Pettinari (M5S): «Famiglie penalizzate sul caro bollette». Sospiri: «Basterà un aggiustamento tecnico»

PESCARA. Nel giorno del Consiglio regionale, convocato per oggi nell’aula consiliare del Comune di Pescara alle 11, è scontro sull’errore che blocca il bilancio da 6 miliardi. «Ennesima cantonata della Giunta regionale di centrodestra», osserva il vicepresidente del Consiglio regionale, Domenico Pettinari, «che questa volta sbaglia addirittura la stesura della Legge di Bilancio. Un errore clamoroso a causa del quale il testo, approvato a dicembre, ancora non può essere pubblicato sul Burat. Questo si traduce in 6 miliardi di euro fermi al palo e l’Ente regionale in gestione provvisoria».
«Siamo davanti alla più totale incapacità di gestire la Regione Abruzzo e le sue casse pubbliche», continua, «il centrodestra si dimostra ancora una volta inadeguato. Purtroppo questo grave errore crea numerosi disagi per i Comuni che attendono i finanziamenti stanziati in sede di Bilancio, ma che non possono predisporre il proprio bilancio perché non vi è l’ufficialità della Legge. Ma anche per tutte quelle famiglie che, grazie al Movimento 5 stelle, hanno ottenuto un aiuto per il caro energia ma che oggi, a causa dell’inettitudine del centrodestra, dovranno attendere ancora più del dovuto. In Regione Abruzzo non ricordo un precedente simile a questa imbarazzante situazione. Purtroppo questo è lo scotto da pagare per un bilancio approvato in pochissimo tempo a causa dei ritardi della Giunta nel predisporre la documentazione».

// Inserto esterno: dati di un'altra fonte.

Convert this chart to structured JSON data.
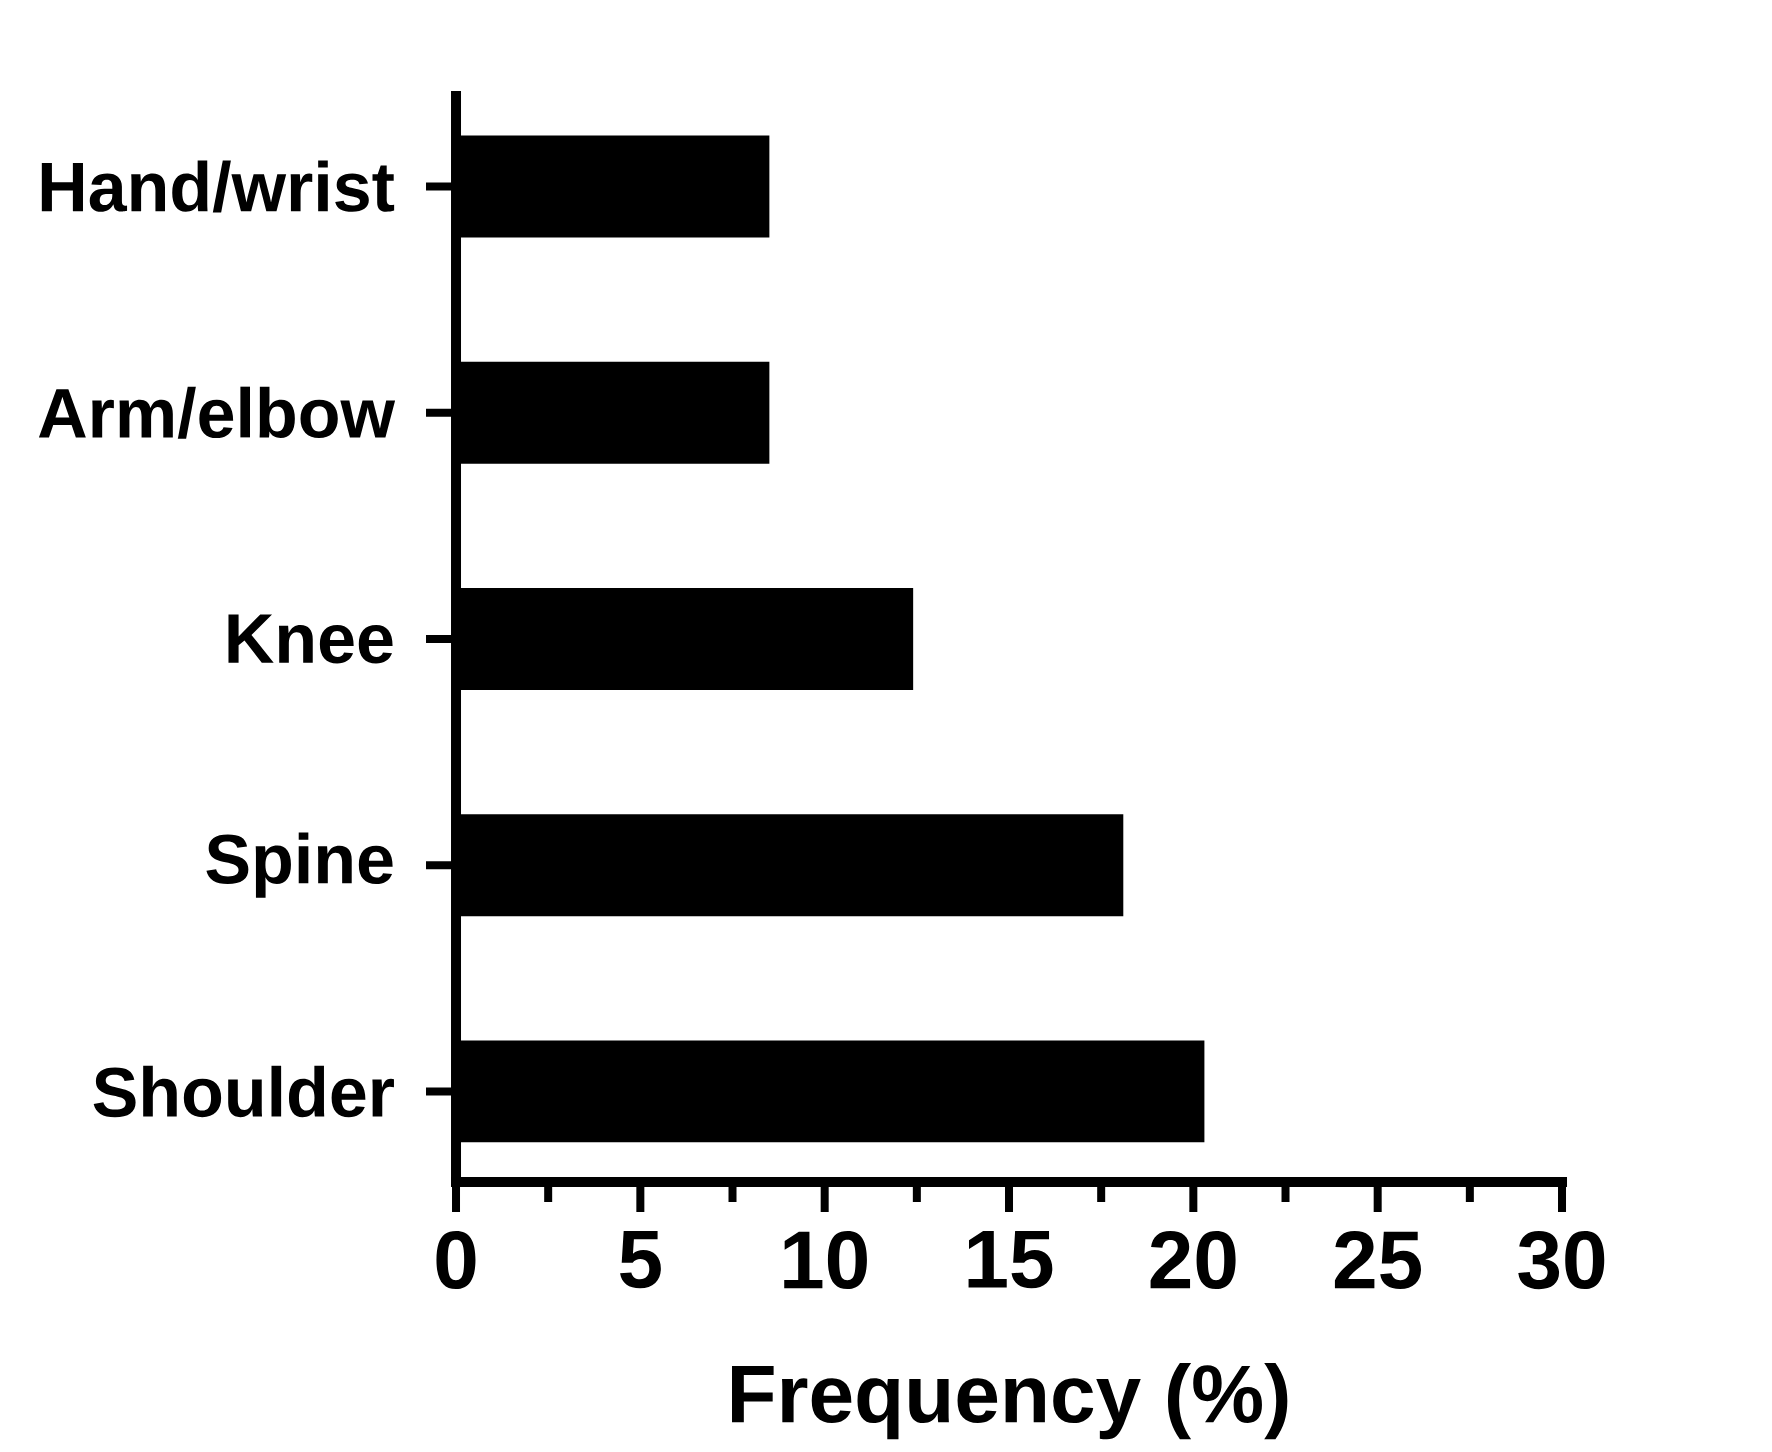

Secca la replica del presidente del Consiglio, Lorenzo Sospiri: «Non si comprende come mai alcuni consiglieri regionali di opposizione, da ultimo Pettinari, che da anni siedono sugli scranni del Consiglio regionale, si fingano sorpresi per i presunti ritardi di pubblicazione della legge di bilancio. La tempistica è in linea con quella degli ultimi sei anni. Nessuna novità, ne inadempienza».
«Con l’aggiustamento tecnico che sarà presentato domani (oggi ndr) in Assemblea legislativa», precisa, «gli uffici regionali saranno in grado di portare la legge in pubblicazione mercoledì o al massimo venerdì. Nel 2018 siamo arrivati al 5 febbraio e non mi pare si levò alcuna alzata di scudi. Cautela e buon senso dovrebbero guidare l’azione politica dei colleghi di opposizione, evitando di farsi smentire facilmente da memorie amministrative formalizzate negli anni».